欧州委、2028年1月からのロシア産ガス完全輸入禁止に向けた規則案発表

(EU、ロシア)

ブリュッセル発

2025年06月20日

欧州委員会は6月17日、EU域内へのロシア産天然ガスの輸入を2028年1月以降、完全に禁止する規則案を発表した(プレスリリース外部サイトへ、新しいウィンドウで開きます)。規則案は、欧州委が5月に発表したロシア産エネルギーからの脱却計画「リパワーEU」の行程表(2025年5月9日記事参照)に基づくものだ。今後、EU理事会(閣僚理事会)と欧州議会で審議される。

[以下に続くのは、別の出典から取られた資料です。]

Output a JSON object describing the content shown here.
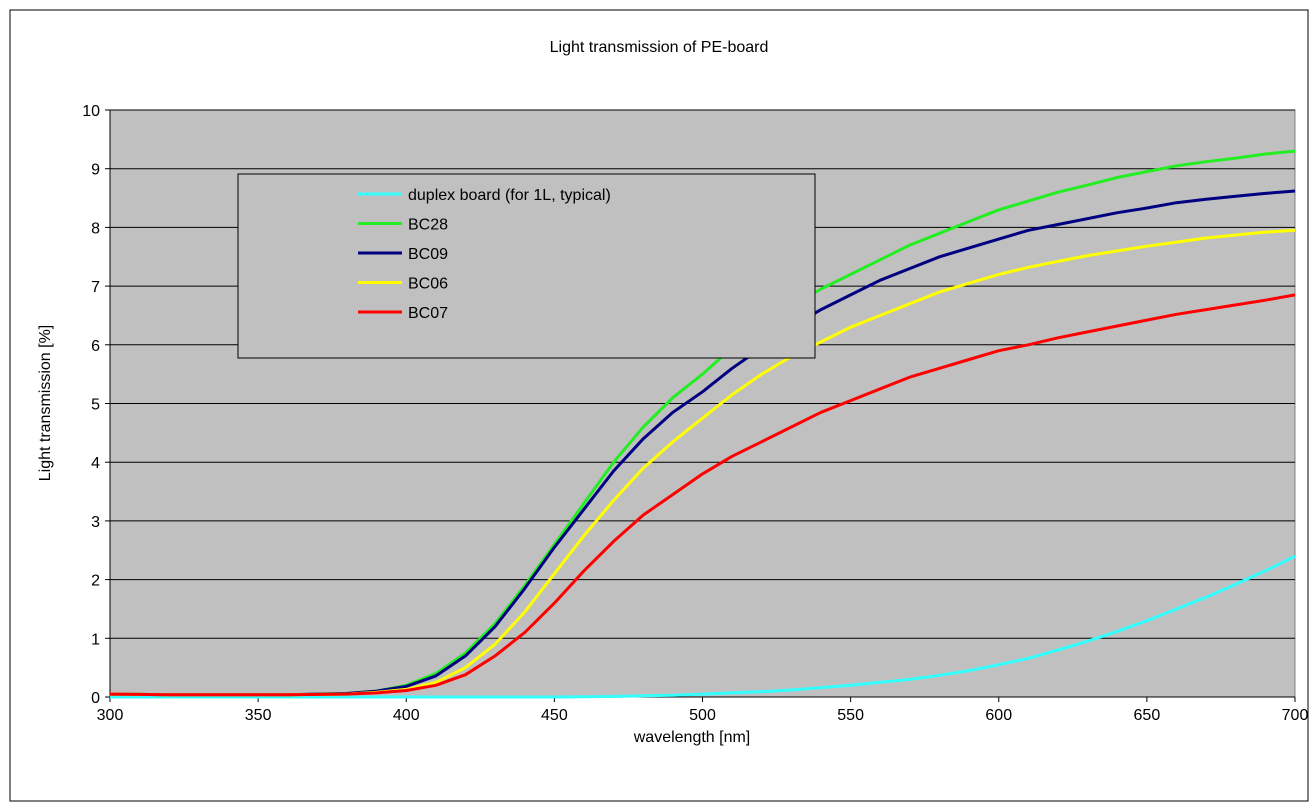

規則案は、パイプライン経由、あるいは液化天然ガス(LNG)として、ロシアから直接、あるいは第三国を経由して、域内に供給される天然ガスの輸入を2026年1月1日から原則禁止する。ただし、エネルギー安定供給の観点から、輸入禁止は段階的に実施する必要があるとして、移行期間を設定している。6月16日以前に締結された契約のうち、契約期間が1年以下の短期契約に基づく供給については2026年6月16日まで、1年を超える長期契約に基づく供給については2027年12月31日まで、例外措置として輸入を認める。LNG輸入の多角化により時間を要する内陸の加盟国については、短期契約の場合でも、パイプライン経由の輸入を2027年12月31日まで認める。駆け込み需要による輸入増加を防ぐべく、6月16日以前に締結された契約でも、供給量を増大させるなど既存の契約を修正した場合、新規契約とみなし、2026年1月からの禁止措置の対象とする。

また、禁止措置の実効性を担保すべく、天然ガスを域内に輸入する事業者に対し、輸入する天然ガスがロシア産でないこと、あるいは例外措置の適用条件を満たすことを示す情報を関税当局に提供することを義務づける。提供が求められる情報には、ガス供給契約の締結日、契約期間、供給量、契約先の身元、ガスの産出事業者と産出国、LNGの場合は最初の積み込み港などが含まれる。

さらに、ロシア企業、あるいはロシア企業が支配する事業者に対する域内のLNGターミナルでの長期サービス提供についても、2026年1月1日以降禁止する。ただし、6月16日以前に締結された契約に基づく場合、2027年12月31日まではサービスの提供を認める。

このほか、EU加盟国に対し、ロシア産天然ガスの輸入状況や、代替に向けた措置、行程表、代替供給元などを含む「国家多角化計画」を2026年3月までに策定することを求める。規則案にはロシア産石油の輸入を直接制限する規定はないが、ロシア産石油の輸入を継続する加盟国に対しては、2028年1月までのロシア産石油の輸入停止に向けた措置を国家多角化計画に含めることも求める。